ハックスレーの
ゴー宣いきもの図鑑⑩
「フグの常識を打ち破る種を紹介します」
ウチワフグTriodon macropterus。
フグ目ウチワフグ科ウチワフグ属。
※モノタイプな属です。
インド~西太平洋の水深100m以深に生息する深海性の「フグ」で稀種とされ、国内では琉球列島などに生息しています。
フグの仲間では風船のように腹を丸く膨らませる種類が一般的ですが、本種は風船状ではなく、喉骨を稼働させて「うちわ状」に眼状斑のある腹膜を広げます。
英名がThreetooth Puffer。
直訳すれば、「3本歯のフグ」の意味だそうで、言葉の通り、上あごに2本、下あごに1本の歯が生えています。
沖縄美ら海水族館では2016年にウチワフグの行動観察に成功しました。
ウチワフグは水槽内で他魚が接近すると、うちわ状に広がることが確認され、他の「フグ」が風船状に丸く膨らむときと同じように、外敵に対しての威嚇行為ではないかと考えられるようになりました。
眼状斑も眼球への攻撃をかわす適応かも知れません。
このような特徴を持つ「フグ」は本種のみ。
食用にもされ、無毒だそうです。
食べた人によれば、味は淡白みたいです。
ウチワフグは「フグ」、いわゆる真正フグではありません。
実は、フグ毒はテトロドトキシンと言われる物質によって引き起こされます(トキシンは毒素の意味で、ギリシャ語のトキシコンファルマコン、訳すと「一撃で敵を倒す毒矢」から来てます)。

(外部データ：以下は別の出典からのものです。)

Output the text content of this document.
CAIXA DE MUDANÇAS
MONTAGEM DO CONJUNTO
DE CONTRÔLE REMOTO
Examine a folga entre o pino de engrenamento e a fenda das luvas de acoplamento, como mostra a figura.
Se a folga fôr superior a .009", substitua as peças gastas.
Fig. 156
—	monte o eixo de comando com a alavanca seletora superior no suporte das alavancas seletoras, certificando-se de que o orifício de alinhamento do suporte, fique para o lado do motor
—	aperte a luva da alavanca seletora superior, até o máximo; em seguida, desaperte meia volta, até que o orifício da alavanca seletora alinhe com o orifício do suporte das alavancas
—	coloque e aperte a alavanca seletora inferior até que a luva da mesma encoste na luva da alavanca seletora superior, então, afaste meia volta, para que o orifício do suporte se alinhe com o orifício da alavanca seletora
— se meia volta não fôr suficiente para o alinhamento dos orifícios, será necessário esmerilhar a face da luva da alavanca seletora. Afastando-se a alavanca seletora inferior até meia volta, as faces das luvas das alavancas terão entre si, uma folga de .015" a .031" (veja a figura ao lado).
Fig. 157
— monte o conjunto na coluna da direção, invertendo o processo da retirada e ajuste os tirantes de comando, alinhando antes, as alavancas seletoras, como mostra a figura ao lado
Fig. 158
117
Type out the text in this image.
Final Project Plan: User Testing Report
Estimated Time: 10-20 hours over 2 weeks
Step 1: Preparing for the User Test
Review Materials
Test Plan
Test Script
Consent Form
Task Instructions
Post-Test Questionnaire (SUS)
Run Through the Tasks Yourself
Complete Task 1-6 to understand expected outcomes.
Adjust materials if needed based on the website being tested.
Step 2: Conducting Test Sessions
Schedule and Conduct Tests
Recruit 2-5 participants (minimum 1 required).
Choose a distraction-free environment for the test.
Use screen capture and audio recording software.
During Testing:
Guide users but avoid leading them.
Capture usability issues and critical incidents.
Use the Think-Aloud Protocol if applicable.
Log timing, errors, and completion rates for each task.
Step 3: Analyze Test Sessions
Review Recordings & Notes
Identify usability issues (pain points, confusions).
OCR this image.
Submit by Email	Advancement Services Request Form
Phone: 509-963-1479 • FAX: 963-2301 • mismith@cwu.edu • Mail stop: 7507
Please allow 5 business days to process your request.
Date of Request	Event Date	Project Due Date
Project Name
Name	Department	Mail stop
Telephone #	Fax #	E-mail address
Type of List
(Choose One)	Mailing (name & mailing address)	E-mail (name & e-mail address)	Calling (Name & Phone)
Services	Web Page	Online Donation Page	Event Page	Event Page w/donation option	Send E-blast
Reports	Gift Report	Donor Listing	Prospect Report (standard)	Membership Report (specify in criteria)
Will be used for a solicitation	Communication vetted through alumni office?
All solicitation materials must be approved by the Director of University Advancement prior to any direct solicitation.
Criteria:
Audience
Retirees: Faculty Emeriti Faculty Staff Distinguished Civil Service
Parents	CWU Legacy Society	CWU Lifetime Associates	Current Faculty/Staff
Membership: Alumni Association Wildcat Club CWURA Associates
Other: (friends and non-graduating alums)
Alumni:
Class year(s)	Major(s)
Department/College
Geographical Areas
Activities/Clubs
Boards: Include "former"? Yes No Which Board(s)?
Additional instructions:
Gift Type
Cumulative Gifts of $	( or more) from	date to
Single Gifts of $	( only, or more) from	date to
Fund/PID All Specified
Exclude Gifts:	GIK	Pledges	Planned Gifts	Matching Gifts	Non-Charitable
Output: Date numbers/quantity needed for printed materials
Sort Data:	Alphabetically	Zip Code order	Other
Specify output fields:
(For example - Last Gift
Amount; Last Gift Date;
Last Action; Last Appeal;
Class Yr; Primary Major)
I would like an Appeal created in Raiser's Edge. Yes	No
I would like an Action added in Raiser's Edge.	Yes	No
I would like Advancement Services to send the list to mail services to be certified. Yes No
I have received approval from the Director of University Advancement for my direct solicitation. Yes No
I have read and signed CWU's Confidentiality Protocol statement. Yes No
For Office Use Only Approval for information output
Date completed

このフグ毒を持つ魚類は、ツムギハゼという魚を除き、全てのマフグ科の魚に限られるからです。
近年行われたフグ目のミトコンドリアゲノムに基づく系統解析の結果によると、ウチワフグは、ベニカワムキ科とハコフグ科と非常に近縁だったそうで、マフグ科やカワハギ科とは比較的遠い関係にあると推測されました。
まだまだ詳しい生態が解明されていない魚ですので、これからの研究に期待しています。